2 - Scan them fast with your eyes, instantly getting an idea of the themes and styles of each picture in a fraction of second. Open a few to get a better view.
3 - After about five minutes of work, enjoy your good picture.
4 - Rinse and repeat, each loop reinforcing your feeling that pictures are awesome and making you more hooked.

How to find 1 "good" story in 1000 "meh" others:
1 - Open pages of, at best, keywords.
2 - Spend a long while reading them to get a very vague idea of what you might get. Open a lot of them to read more (it's where you miss the good one that wasn't tagged in details).
3 - After about five hours reading things you don't like, begrudgingly abandon without having found the good story.
4 - Rinse and repeat, each loop reinforcing your feeling that reading stories online is a huge and tedious waste of time and making you more "lazy".

Our main issue is not that our art is too good for the brainless masses while filthy unwashed illustrators get it fast and easy, it's that we lack tools to present our work so a reader can make informed choices about which texts he'll spend his time on.

It's unfortunately hard to solve. If you happen to write on a popular topic (ex: fanfiction of a popular show), you're lucky and might find a specialized site for you: the specialization means the good to meh ratio gets excellent for the readers and the total story count decreases, making the niche lovers' experience a lot better. The physical books world gets around the issue with filtering who gets published and with a well organized mesh of critics/advisors, but online we have the chance avoid the former and the misfortune to miss the later.


----------



## SkyeLansing (Sep 11, 2014)

NilFur makes a good point, but also touches on one of the bigger problems modern authors are having to deal with. It isn't specific to the fandom.

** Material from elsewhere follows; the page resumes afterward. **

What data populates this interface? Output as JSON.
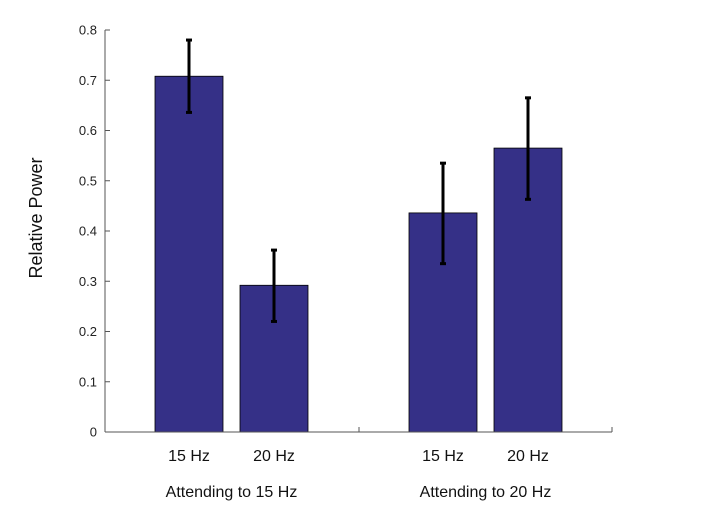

If you follow any author circles these days one of the major topics touched upon is building a fan base. These days authors are increasingly holding down 2 jobs with their writing: the actual writing itself and promoting their own work. It is to the point that many major publishers want to see their authors have things like regularly updated blogs and a certain number of twitter followers before they'll release a book. Realistically building and maintaining a fan base becomes the primary focus of the author beyond their writing.

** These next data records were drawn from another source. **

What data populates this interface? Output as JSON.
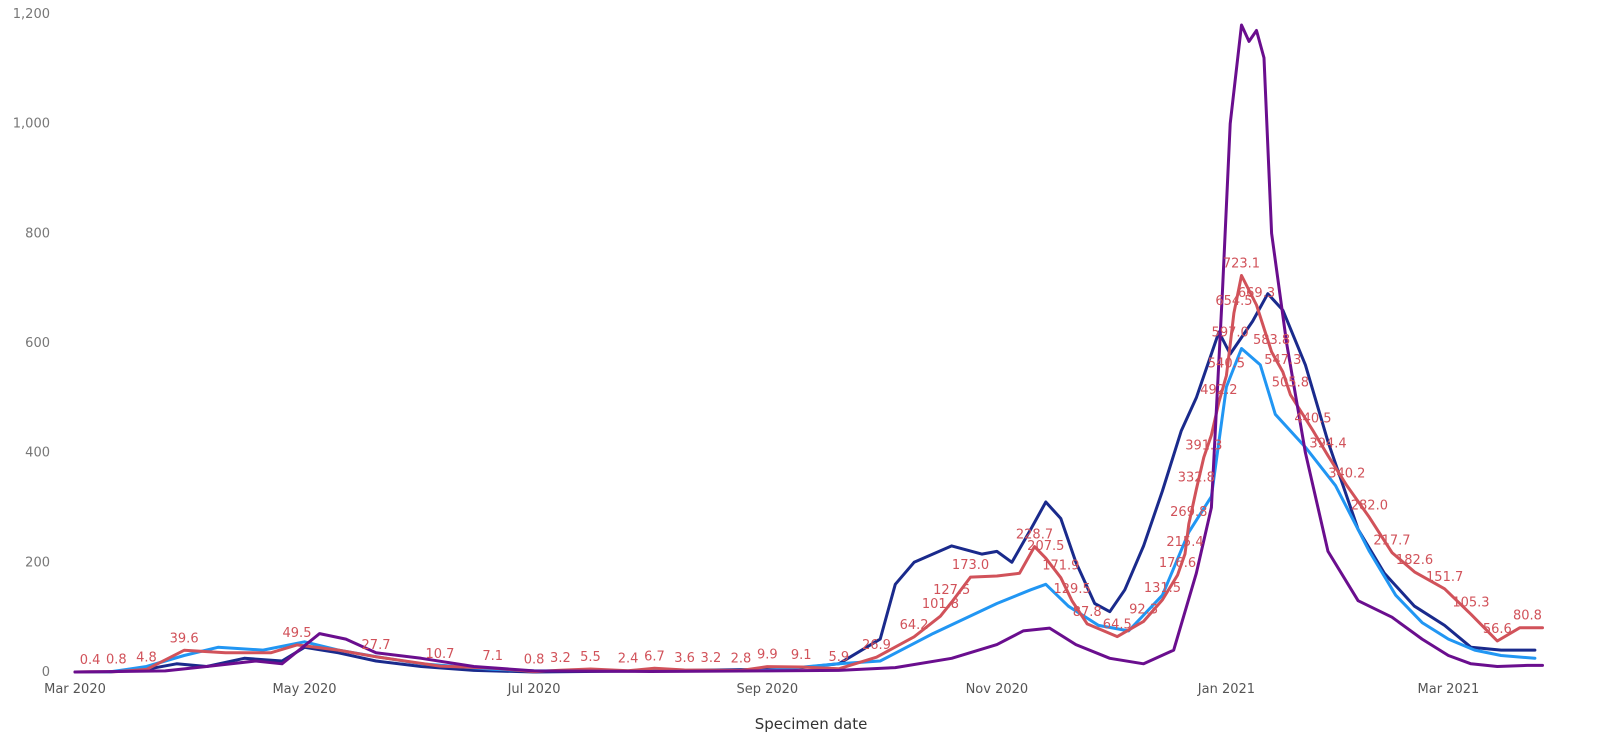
{
  "chart_data": {
    "type": "line",
    "xlabel": "Specimen date",
    "ylabel": "",
    "title": "",
    "ylim": [
      0,
      1200
    ],
    "y_ticks": [
      0,
      200,
      400,
      600,
      800,
      1000,
      1200
    ],
    "y_tick_labels": [
      "0",
      "200",
      "400",
      "600",
      "800",
      "1,000",
      "1,200"
    ],
    "xlim": [
      "2020-03-01",
      "2021-03-28"
    ],
    "x_ticks": [
      "2020-03-01",
      "2020-05-01",
      "2020-07-01",
      "2020-09-01",
      "2020-11-01",
      "2021-01-01",
      "2021-03-01"
    ],
    "x_tick_labels": [
      "Mar 2020",
      "May 2020",
      "Jul 2020",
      "Sep 2020",
      "Nov 2020",
      "Jan 2021",
      "Mar 2021"
    ],
    "grid": false,
    "series": [
      {
        "color": "#1a2a8c",
        "points": [
          [
            "2020-03-01",
            0
          ],
          [
            "2020-03-10",
            0
          ],
          [
            "2020-03-20",
            5
          ],
          [
            "2020-03-28",
            15
          ],
          [
            "2020-04-05",
            10
          ],
          [
            "2020-04-15",
            25
          ],
          [
            "2020-04-25",
            20
          ],
          [
            "2020-05-01",
            45
          ],
          [
            "2020-05-10",
            35
          ],
          [
            "2020-05-20",
            20
          ],
          [
            "2020-06-01",
            10
          ],
          [
            "2020-06-15",
            3
          ],
          [
            "2020-07-01",
            0
          ],
          [
            "2020-08-01",
            2
          ],
          [
            "2020-09-01",
            5
          ],
          [
            "2020-09-10",
            8
          ],
          [
            "2020-09-20",
            15
          ],
          [
            "2020-10-01",
            60
          ],
          [
            "2020-10-05",
            160
          ],
          [
            "2020-10-10",
            200
          ],
          [
            "2020-10-20",
            230
          ],
          [
            "2020-10-28",
            215
          ],
          [
            "2020-11-01",
            220
          ],
          [
            "2020-11-05",
            200
          ],
          [
            "2020-11-10",
            260
          ],
          [
            "2020-11-14",
            310
          ],
          [
            "2020-11-18",
            280
          ],
          [
            "2020-11-22",
            200
          ],
          [
            "2020-11-27",
            125
          ],
          [
            "2020-12-01",
            110
          ],
          [
            "2020-12-05",
            150
          ],
          [
            "2020-12-10",
            230
          ],
          [
            "2020-12-15",
            330
          ],
          [
            "2020-12-20",
            440
          ],
          [
            "2020-12-24",
            500
          ],
          [
            "2020-12-30",
            620
          ],
          [
            "2021-01-02",
            580
          ],
          [
            "2021-01-08",
            640
          ],
          [
            "2021-01-12",
            690
          ],
          [
            "2021-01-16",
            660
          ],
          [
            "2021-01-22",
            560
          ],
          [
            "2021-01-28",
            420
          ],
          [
            "2021-02-05",
            260
          ],
          [
            "2021-02-12",
            180
          ],
          [
            "2021-02-20",
            120
          ],
          [
            "2021-02-28",
            85
          ],
          [
            "2021-03-07",
            45
          ],
          [
            "2021-03-15",
            40
          ],
          [
            "2021-03-24",
            40
          ]
        ]
      },
      {
        "color": "#2196f3",
        "points": [
          [
            "2020-03-01",
            0
          ],
          [
            "2020-03-10",
            0
          ],
          [
            "2020-03-20",
            10
          ],
          [
            "2020-03-30",
            30
          ],
          [
            "2020-04-08",
            45
          ],
          [
            "2020-04-20",
            40
          ],
          [
            "2020-05-01",
            55
          ],
          [
            "2020-05-10",
            40
          ],
          [
            "2020-05-20",
            28
          ],
          [
            "2020-06-01",
            15
          ],
          [
            "2020-06-20",
            5
          ],
          [
            "2020-07-01",
            2
          ],
          [
            "2020-08-01",
            2
          ],
          [
            "2020-09-01",
            3
          ],
          [
            "2020-09-20",
            15
          ],
          [
            "2020-10-01",
            20
          ],
          [
            "2020-10-15",
            70
          ],
          [
            "2020-11-01",
            125
          ],
          [
            "2020-11-10",
            150
          ],
          [
            "2020-11-14",
            160
          ],
          [
            "2020-11-20",
            120
          ],
          [
            "2020-11-28",
            85
          ],
          [
            "2020-12-06",
            75
          ],
          [
            "2020-12-15",
            140
          ],
          [
            "2020-12-22",
            255
          ],
          [
            "2020-12-28",
            320
          ],
          [
            "2021-01-01",
            520
          ],
          [
            "2021-01-05",
            590
          ],
          [
            "2021-01-10",
            560
          ],
          [
            "2021-01-14",
            470
          ],
          [
            "2021-01-22",
            410
          ],
          [
            "2021-01-30",
            340
          ],
          [
            "2021-02-08",
            220
          ],
          [
            "2021-02-15",
            140
          ],
          [
            "2021-02-22",
            90
          ],
          [
            "2021-03-01",
            60
          ],
          [
            "2021-03-08",
            40
          ],
          [
            "2021-03-15",
            30
          ],
          [
            "2021-03-24",
            25
          ]
        ]
      },
      {
        "color": "#d1525a",
        "points": [
          [
            "2020-03-01",
            0
          ],
          [
            "2020-03-05",
            0.4
          ],
          [
            "2020-03-12",
            0.8
          ],
          [
            "2020-03-20",
            4.8
          ],
          [
            "2020-03-30",
            39.6
          ],
          [
            "2020-04-10",
            35
          ],
          [
            "2020-04-22",
            35
          ],
          [
            "2020-04-29",
            49.5
          ],
          [
            "2020-05-10",
            40
          ],
          [
            "2020-05-20",
            27.7
          ],
          [
            "2020-06-06",
            10.7
          ],
          [
            "2020-06-20",
            7.1
          ],
          [
            "2020-07-01",
            0.8
          ],
          [
            "2020-07-08",
            3.2
          ],
          [
            "2020-07-16",
            5.5
          ],
          [
            "2020-07-26",
            2.4
          ],
          [
            "2020-08-02",
            6.7
          ],
          [
            "2020-08-10",
            3.6
          ],
          [
            "2020-08-17",
            3.2
          ],
          [
            "2020-08-25",
            2.8
          ],
          [
            "2020-09-01",
            9.9
          ],
          [
            "2020-09-10",
            9.1
          ],
          [
            "2020-09-20",
            5.9
          ],
          [
            "2020-09-30",
            26.9
          ],
          [
            "2020-10-10",
            64.2
          ],
          [
            "2020-10-17",
            101.8
          ],
          [
            "2020-10-20",
            127.5
          ],
          [
            "2020-10-25",
            173
          ],
          [
            "2020-11-01",
            175
          ],
          [
            "2020-11-07",
            180
          ],
          [
            "2020-11-11",
            228.7
          ],
          [
            "2020-11-14",
            207.5
          ],
          [
            "2020-11-18",
            171.9
          ],
          [
            "2020-11-21",
            129.5
          ],
          [
            "2020-11-25",
            87.8
          ],
          [
            "2020-12-03",
            64.5
          ],
          [
            "2020-12-10",
            92.3
          ],
          [
            "2020-12-15",
            131.5
          ],
          [
            "2020-12-19",
            176.6
          ],
          [
            "2020-12-21",
            215.4
          ],
          [
            "2020-12-22",
            269.8
          ],
          [
            "2020-12-24",
            332.8
          ],
          [
            "2020-12-26",
            391.3
          ],
          [
            "2020-12-28",
            432
          ],
          [
            "2020-12-30",
            492.2
          ],
          [
            "2021-01-01",
            540.5
          ],
          [
            "2021-01-02",
            597
          ],
          [
            "2021-01-03",
            654.5
          ],
          [
            "2021-01-05",
            723.1
          ],
          [
            "2021-01-09",
            669.3
          ],
          [
            "2021-01-13",
            583.8
          ],
          [
            "2021-01-16",
            547.3
          ],
          [
            "2021-01-18",
            505.8
          ],
          [
            "2021-01-24",
            440.5
          ],
          [
            "2021-01-28",
            394.4
          ],
          [
            "2021-02-02",
            340.2
          ],
          [
            "2021-02-08",
            282
          ],
          [
            "2021-02-14",
            217.7
          ],
          [
            "2021-02-20",
            182.6
          ],
          [
            "2021-02-28",
            151.7
          ],
          [
            "2021-03-07",
            105.3
          ],
          [
            "2021-03-14",
            56.6
          ],
          [
            "2021-03-20",
            80.8
          ],
          [
            "2021-03-26",
            80.8
          ]
        ]
      },
      {
        "color": "#6a0e8e",
        "points": [
          [
            "2020-03-01",
            0
          ],
          [
            "2020-03-25",
            2
          ],
          [
            "2020-04-05",
            10
          ],
          [
            "2020-04-18",
            20
          ],
          [
            "2020-04-25",
            15
          ],
          [
            "2020-05-05",
            70
          ],
          [
            "2020-05-12",
            60
          ],
          [
            "2020-05-20",
            35
          ],
          [
            "2020-06-01",
            25
          ],
          [
            "2020-06-15",
            10
          ],
          [
            "2020-07-01",
            2
          ],
          [
            "2020-08-01",
            1
          ],
          [
            "2020-09-01",
            2
          ],
          [
            "2020-09-20",
            3
          ],
          [
            "2020-10-05",
            8
          ],
          [
            "2020-10-20",
            25
          ],
          [
            "2020-11-01",
            50
          ],
          [
            "2020-11-08",
            75
          ],
          [
            "2020-11-15",
            80
          ],
          [
            "2020-11-22",
            50
          ],
          [
            "2020-12-01",
            25
          ],
          [
            "2020-12-10",
            15
          ],
          [
            "2020-12-18",
            40
          ],
          [
            "2020-12-24",
            180
          ],
          [
            "2020-12-28",
            300
          ],
          [
            "2020-12-31",
            700
          ],
          [
            "2021-01-02",
            1000
          ],
          [
            "2021-01-05",
            1180
          ],
          [
            "2021-01-07",
            1150
          ],
          [
            "2021-01-09",
            1170
          ],
          [
            "2021-01-11",
            1120
          ],
          [
            "2021-01-13",
            800
          ],
          [
            "2021-01-17",
            600
          ],
          [
            "2021-01-22",
            400
          ],
          [
            "2021-01-28",
            220
          ],
          [
            "2021-02-05",
            130
          ],
          [
            "2021-02-14",
            100
          ],
          [
            "2021-02-22",
            60
          ],
          [
            "2021-03-01",
            30
          ],
          [
            "2021-03-07",
            15
          ],
          [
            "2021-03-14",
            10
          ],
          [
            "2021-03-22",
            12
          ],
          [
            "2021-03-26",
            12
          ]
        ]
      }
    ],
    "data_labels": [
      {
        "x": "2020-03-05",
        "y": 0.4,
        "text": "0.4"
      },
      {
        "x": "2020-03-12",
        "y": 0.8,
        "text": "0.8"
      },
      {
        "x": "2020-03-20",
        "y": 4.8,
        "text": "4.8"
      },
      {
        "x": "2020-03-30",
        "y": 39.6,
        "text": "39.6"
      },
      {
        "x": "2020-04-29",
        "y": 49.5,
        "text": "49.5"
      },
      {
        "x": "2020-05-20",
        "y": 27.7,
        "text": "27.7"
      },
      {
        "x": "2020-06-06",
        "y": 10.7,
        "text": "10.7"
      },
      {
        "x": "2020-06-20",
        "y": 7.1,
        "text": "7.1"
      },
      {
        "x": "2020-07-01",
        "y": 0.8,
        "text": "0.8"
      },
      {
        "x": "2020-07-08",
        "y": 3.2,
        "text": "3.2"
      },
      {
        "x": "2020-07-16",
        "y": 5.5,
        "text": "5.5"
      },
      {
        "x": "2020-07-26",
        "y": 2.4,
        "text": "2.4"
      },
      {
        "x": "2020-08-02",
        "y": 6.7,
        "text": "6.7"
      },
      {
        "x": "2020-08-10",
        "y": 3.6,
        "text": "3.6"
      },
      {
        "x": "2020-08-17",
        "y": 3.2,
        "text": "3.2"
      },
      {
        "x": "2020-08-25",
        "y": 2.8,
        "text": "2.8"
      },
      {
        "x": "2020-09-01",
        "y": 9.9,
        "text": "9.9"
      },
      {
        "x": "2020-09-10",
        "y": 9.1,
        "text": "9.1"
      },
      {
        "x": "2020-09-20",
        "y": 5.9,
        "text": "5.9"
      },
      {
        "x": "2020-09-30",
        "y": 26.9,
        "text": "26.9"
      },
      {
        "x": "2020-10-10",
        "y": 64.2,
        "text": "64.2"
      },
      {
        "x": "2020-10-17",
        "y": 101.8,
        "text": "101.8"
      },
      {
        "x": "2020-10-20",
        "y": 127.5,
        "text": "127.5"
      },
      {
        "x": "2020-10-25",
        "y": 173.0,
        "text": "173.0"
      },
      {
        "x": "2020-11-11",
        "y": 228.7,
        "text": "228.7"
      },
      {
        "x": "2020-11-14",
        "y": 207.5,
        "text": "207.5"
      },
      {
        "x": "2020-11-18",
        "y": 171.9,
        "text": "171.9"
      },
      {
        "x": "2020-11-21",
        "y": 129.5,
        "text": "129.5"
      },
      {
        "x": "2020-11-25",
        "y": 87.8,
        "text": "87.8"
      },
      {
        "x": "2020-12-03",
        "y": 64.5,
        "text": "64.5"
      },
      {
        "x": "2020-12-10",
        "y": 92.3,
        "text": "92.3"
      },
      {
        "x": "2020-12-15",
        "y": 131.5,
        "text": "131.5"
      },
      {
        "x": "2020-12-19",
        "y": 176.6,
        "text": "176.6"
      },
      {
        "x": "2020-12-21",
        "y": 215.4,
        "text": "215.4"
      },
      {
        "x": "2020-12-22",
        "y": 269.8,
        "text": "269.8"
      },
      {
        "x": "2020-12-24",
        "y": 332.8,
        "text": "332.8"
      },
      {
        "x": "2020-12-26",
        "y": 391.3,
        "text": "391.3"
      },
      {
        "x": "2020-12-30",
        "y": 492.2,
        "text": "492.2"
      },
      {
        "x": "2021-01-01",
        "y": 540.5,
        "text": "540.5"
      },
      {
        "x": "2021-01-02",
        "y": 597.0,
        "text": "597.0"
      },
      {
        "x": "2021-01-03",
        "y": 654.5,
        "text": "654.5"
      },
      {
        "x": "2021-01-05",
        "y": 723.1,
        "text": "723.1"
      },
      {
        "x": "2021-01-09",
        "y": 669.3,
        "text": "669.3"
      },
      {
        "x": "2021-01-13",
        "y": 583.8,
        "text": "583.8"
      },
      {
        "x": "2021-01-16",
        "y": 547.3,
        "text": "547.3"
      },
      {
        "x": "2021-01-18",
        "y": 505.8,
        "text": "505.8"
      },
      {
        "x": "2021-01-24",
        "y": 440.5,
        "text": "440.5"
      },
      {
        "x": "2021-01-28",
        "y": 394.4,
        "text": "394.4"
      },
      {
        "x": "2021-02-02",
        "y": 340.2,
        "text": "340.2"
      },
      {
        "x": "2021-02-08",
        "y": 282.0,
        "text": "282.0"
      },
      {
        "x": "2021-02-14",
        "y": 217.7,
        "text": "217.7"
      },
      {
        "x": "2021-02-20",
        "y": 182.6,
        "text": "182.6"
      },
      {
        "x": "2021-02-28",
        "y": 151.7,
        "text": "151.7"
      },
      {
        "x": "2021-03-07",
        "y": 105.3,
        "text": "105.3"
      },
      {
        "x": "2021-03-14",
        "y": 56.6,
        "text": "56.6"
      },
      {
        "x": "2021-03-22",
        "y": 80.8,
        "text": "80.8"
      }
    ]
  }
}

It is also quite time consuming because in order to really work this also means you need to interact with the fanbase, which means responding to some of the comments and tweets you get. This is also why the growing indy author scene often does stuff like releasing a free novella (or making their first book free). Any lost income from letting that work go out for free is generally more than made up by any new fans it generates.

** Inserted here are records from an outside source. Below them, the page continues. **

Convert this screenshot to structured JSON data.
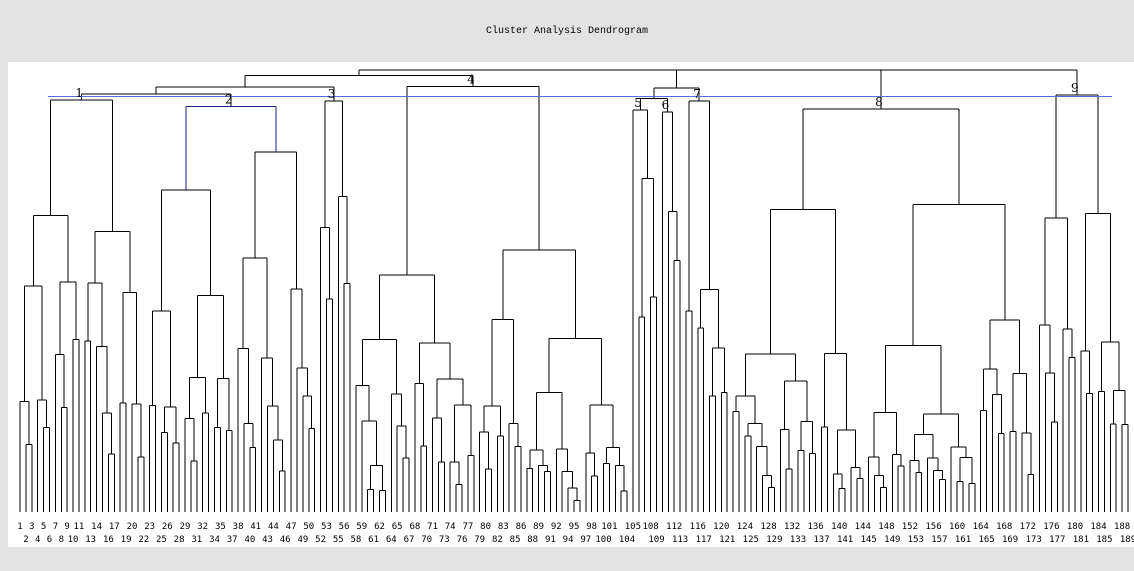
{
  "title": "Cluster Analysis Dendrogram",
  "colors": {
    "background": "#e3e3e3",
    "plot": "#ffffff",
    "tree": "#000000",
    "cut_line": "#5a6ed8",
    "highlight": "#1c1c8c"
  },
  "chart_data": {
    "type": "dendrogram",
    "title": "Cluster Analysis Dendrogram",
    "leaf_count": 189,
    "leaf_labels_top_row": [
      "1",
      "3",
      "5",
      "7",
      "9",
      "11",
      "14",
      "17",
      "20",
      "23",
      "26",
      "29",
      "32",
      "35",
      "38",
      "41",
      "44",
      "47",
      "50",
      "53",
      "56",
      "59",
      "62",
      "65",
      "68",
      "71",
      "74",
      "77",
      "80",
      "83",
      "86",
      "89",
      "92",
      "95",
      "98",
      "101",
      "105",
      "108",
      "112",
      "116",
      "120",
      "124",
      "128",
      "132",
      "136",
      "140",
      "144",
      "148",
      "152",
      "156",
      "160",
      "164",
      "168",
      "172",
      "176",
      "180",
      "184",
      "188"
    ],
    "leaf_labels_bottom_row": [
      "2",
      "4",
      "6",
      "8",
      "10",
      "13",
      "16",
      "19",
      "22",
      "25",
      "28",
      "31",
      "34",
      "37",
      "40",
      "43",
      "46",
      "49",
      "52",
      "55",
      "58",
      "61",
      "64",
      "67",
      "70",
      "73",
      "76",
      "79",
      "82",
      "85",
      "88",
      "91",
      "94",
      "97",
      "100",
      "104",
      "109",
      "113",
      "117",
      "121",
      "125",
      "129",
      "133",
      "137",
      "141",
      "145",
      "149",
      "153",
      "157",
      "161",
      "165",
      "169",
      "173",
      "177",
      "181",
      "185",
      "189"
    ],
    "clusters": [
      {
        "label": "1",
        "first_leaf": 1,
        "last_leaf": 22,
        "height": 0.932
      },
      {
        "label": "2",
        "first_leaf": 23,
        "last_leaf": 51,
        "height": 0.917
      },
      {
        "label": "3",
        "first_leaf": 52,
        "last_leaf": 57,
        "height": 0.93
      },
      {
        "label": "4",
        "first_leaf": 58,
        "last_leaf": 104,
        "height": 0.963
      },
      {
        "label": "5",
        "first_leaf": 105,
        "last_leaf": 109,
        "height": 0.91
      },
      {
        "label": "6",
        "first_leaf": 110,
        "last_leaf": 113,
        "height": 0.905
      },
      {
        "label": "7",
        "first_leaf": 114,
        "last_leaf": 121,
        "height": 0.93
      },
      {
        "label": "8",
        "first_leaf": 122,
        "last_leaf": 173,
        "height": 0.912
      },
      {
        "label": "9",
        "first_leaf": 174,
        "last_leaf": 189,
        "height": 0.943
      }
    ],
    "cluster_merges": [
      {
        "join": [
          "1",
          "2"
        ],
        "height": 0.946
      },
      {
        "join": [
          "1-2",
          "3"
        ],
        "height": 0.962
      },
      {
        "join": [
          "1-3",
          "4"
        ],
        "height": 0.987
      },
      {
        "join": [
          "5",
          "6"
        ],
        "height": 0.936
      },
      {
        "join": [
          "5-6",
          "7"
        ],
        "height": 0.959
      },
      {
        "join": [
          "8",
          "9"
        ],
        "height": 1.0
      },
      {
        "join": [
          "5-7",
          "8-9"
        ],
        "height": 1.0
      },
      {
        "join": [
          "1-4",
          "5-9"
        ],
        "height": 1.0
      }
    ],
    "cut_height": 0.94,
    "y_range": [
      0,
      1
    ]
  }
}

That said, this is a very poor platform for an author to build a fan base. If you find people who like your writing they'll stick around... but only if you regularly release content that they decide is worth their time to watch. The added problem is that FA is very clearly built with pictures in mind. Which means the majority users visiting the site do so with the intention of looking at pictures. A user that is here to see images isn't likely to look for writing.

There are some things you can do to help boost exposure though.
-Write a story to go along with an artist's picture. Be sure to get permission first, but if you get it many artists will link to your story in the image. This is a great way to get some readers who usually only come to look at artwork.
-Update regularly, as already said. Try to keep most of it writing or writing involved. A very short 500 word story or a journal entry giving updates on your latest project or discussing some topic you think others will find interesting.
-Collaboration! Similar to my first point, but if you have other writer friends try and collaborate on a project in such a way that you can share viewers. Or maybe you know an artist who wants to do a comic but feels like they aren't good at building a story.
-General interaction. The forums are one area, but commenting on other's work also helps. In all honesty it isn't going to give you immediate exposure, but it may make you some friends which can become exposure if they get interested in what you are up to and like it.

All that said, it isn't at all easy.


----------



## BadRoy (Dec 7, 2014)

SkyeLansing nailed it. A lot of the writing, at least on FA, is barely read-able. Very bad. like what even is grammar.  

Also! With art if you see a bad piece you just blow by it and see a great one further down the page. But with a story you have to download the story (because most don't know how to format the text so it will show on FA), and then read it to determine if it is any good. There's more of a time investment.


----------



## Fallowfox (Dec 7, 2014)

Is it not 'we' writers?


----------